Kevington, sometimes spelt Kevingtown, is a rural hamlet in South East London, England, within the London Borough of Bromley. It lies north east of Orpington and south west of Swanley and is adjacent to the Greater London border with Kent, in the Metropolitan green belt.

==History==
Kevington was in the historic county of Kent until 1965, when Greater London was formed.

The name is thought to refer either to a 'place on a hillock', or a Saxon-era landowner named Cyfa. Some old maps show two distinct places here – Kevington and Kevingtown – but this distinction has since been lost.

Lord Simon de Manning was Lord of the Manor of Kevington, London (which included Single Street, Luxted, Cudham, Downe, and Berry's Green), and grandson to Rudolf de Manning (who married Elgida, aunt to King Harold 1, Harold Harefoot), of England); he was the standard-bearer to King Richard the Lionheart. He carried the royal standard to Jerusalem in 1190, during the First Crusade.
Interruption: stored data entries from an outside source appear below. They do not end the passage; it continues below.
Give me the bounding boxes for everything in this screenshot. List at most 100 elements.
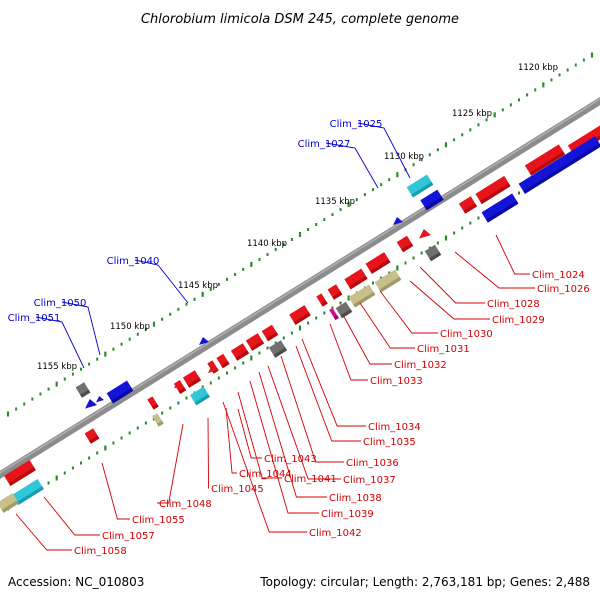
label-leader — [280, 355, 344, 463]
gene-block — [518, 136, 600, 194]
gene-label: Clim_1030 — [440, 329, 493, 340]
label-leader — [157, 423, 184, 504]
gene-block — [12, 478, 44, 506]
gene-feature — [327, 284, 343, 300]
gene-shade — [479, 183, 511, 205]
map-title: Chlorobium limicola DSM 245, complete ge… — [141, 12, 459, 27]
gene-shade — [332, 291, 343, 300]
gene-feature — [424, 244, 442, 262]
gene-label: Clim_1045 — [211, 484, 264, 495]
gene-shade — [293, 312, 311, 325]
label-leader — [495, 234, 530, 275]
gene-shade — [463, 203, 478, 214]
gene-label: Clim_1040 — [107, 256, 160, 267]
gene-label: Clim_1038 — [329, 493, 382, 504]
gene-block — [524, 144, 566, 176]
gene-block — [481, 193, 519, 223]
label-leader — [222, 401, 307, 533]
gene-shade — [221, 361, 230, 369]
label-leader — [342, 314, 392, 365]
label-leader — [15, 513, 72, 551]
gene-label: Clim_1042 — [309, 528, 362, 539]
gene-block — [106, 380, 134, 404]
gene-arrow — [85, 399, 97, 409]
gene-feature — [329, 307, 339, 321]
genome-summary: Topology: circular; Length: 2,763,181 bp… — [259, 575, 590, 589]
gene-shade — [429, 252, 442, 262]
label-leader — [359, 302, 415, 349]
gene-feature — [261, 324, 279, 342]
gene-block — [230, 343, 250, 361]
gene-shade — [333, 315, 339, 321]
gene-shade — [266, 332, 279, 342]
gene-shade — [111, 387, 134, 404]
kbp-label: 1130 kbp — [384, 152, 424, 162]
gene-shade — [529, 151, 566, 176]
gene-shade — [187, 377, 202, 388]
gene-arrow — [393, 217, 403, 225]
gene-labels: Clim_1025 Clim_1027 Clim_1040 Clim_1050 Clim… — [8, 119, 590, 557]
gene-feature — [396, 235, 414, 253]
gene-label: Clim_1044 — [239, 469, 292, 480]
label-leader — [35, 316, 85, 369]
gene-label: Clim_1043 — [264, 454, 317, 465]
gene-feature — [406, 174, 434, 198]
gene-shade — [89, 435, 100, 444]
gene-feature — [481, 193, 519, 223]
gene-shade — [424, 196, 444, 211]
gene-label: Clim_1036 — [346, 458, 399, 469]
label-leader — [267, 365, 341, 480]
gene-shade — [370, 259, 391, 274]
gene-feature — [365, 252, 391, 274]
gene-feature — [106, 380, 134, 404]
gene-arrow — [174, 382, 182, 389]
gene-block — [182, 370, 202, 388]
gene-feature — [344, 268, 368, 290]
gene-feature — [216, 353, 230, 369]
gene-shade — [348, 275, 368, 290]
gene-feature — [524, 144, 566, 176]
gene-arrow — [96, 396, 104, 403]
gene-shade — [486, 200, 519, 223]
gene-arrow — [208, 365, 218, 373]
gene-feature — [245, 333, 265, 351]
gene-features — [0, 124, 600, 513]
label-leader — [454, 251, 535, 289]
gene-label: Clim_1029 — [492, 315, 545, 326]
gene-label: Clim_1027 — [298, 139, 351, 150]
label-leader — [101, 462, 130, 520]
gene-label: Clim_1037 — [343, 475, 396, 486]
kbp-label: 1135 kbp — [315, 197, 355, 207]
gene-label: Clim_1058 — [74, 546, 127, 557]
gene-label: Clim_1032 — [394, 360, 447, 371]
gene-block — [475, 175, 511, 205]
genome-backbone — [0, 96, 600, 480]
gene-shade — [235, 350, 250, 361]
gene-shade — [353, 291, 376, 308]
kbp-label: 1145 kbp — [178, 281, 218, 291]
label-leader — [258, 371, 327, 498]
gene-shade — [8, 467, 36, 487]
gene-feature — [152, 413, 164, 427]
gene-shade — [523, 143, 600, 194]
label-leader — [207, 417, 209, 489]
gene-block — [4, 459, 36, 487]
kbp-label: 1140 kbp — [247, 239, 287, 249]
gene-shade — [1, 500, 19, 513]
gene-feature — [147, 396, 159, 410]
gene-feature — [348, 284, 376, 308]
gene-label: Clim_1031 — [417, 344, 470, 355]
gene-label: Clim_1033 — [370, 376, 423, 387]
gene-feature — [518, 136, 600, 194]
gene-shade — [273, 347, 288, 358]
gene-shade — [178, 387, 187, 394]
gene-label: Clim_1055 — [132, 515, 185, 526]
gene-shade — [401, 243, 414, 253]
label-leader — [419, 266, 485, 304]
gene-shade — [320, 300, 328, 307]
gene-label: Clim_1025 — [330, 119, 383, 130]
gene-feature — [458, 196, 478, 214]
label-leader — [409, 280, 490, 320]
gene-block — [0, 493, 19, 513]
In the Middle Ages the area formed part of Kevington manor and was in the hands of the Manning and Onslow families. In the mid 1700s the Onslows sold part of their lands to the Dutch financial merchant Herman Behrens, who employed Sir Robert Taylor to build Kevington Hall in 1769. The Hall was used to billet Canadian troops during the Second World War and was later used as a primary school; it now functions as a conference and events space. Oak View School (originally Shawcroft Special School) opened nearby in 1976 to cater for young people with special needs. There was once a pub in the hamlet called the Kevington Arms, but this is now a farm building.

The nearest railway stations are St Mary Cray and Swanley.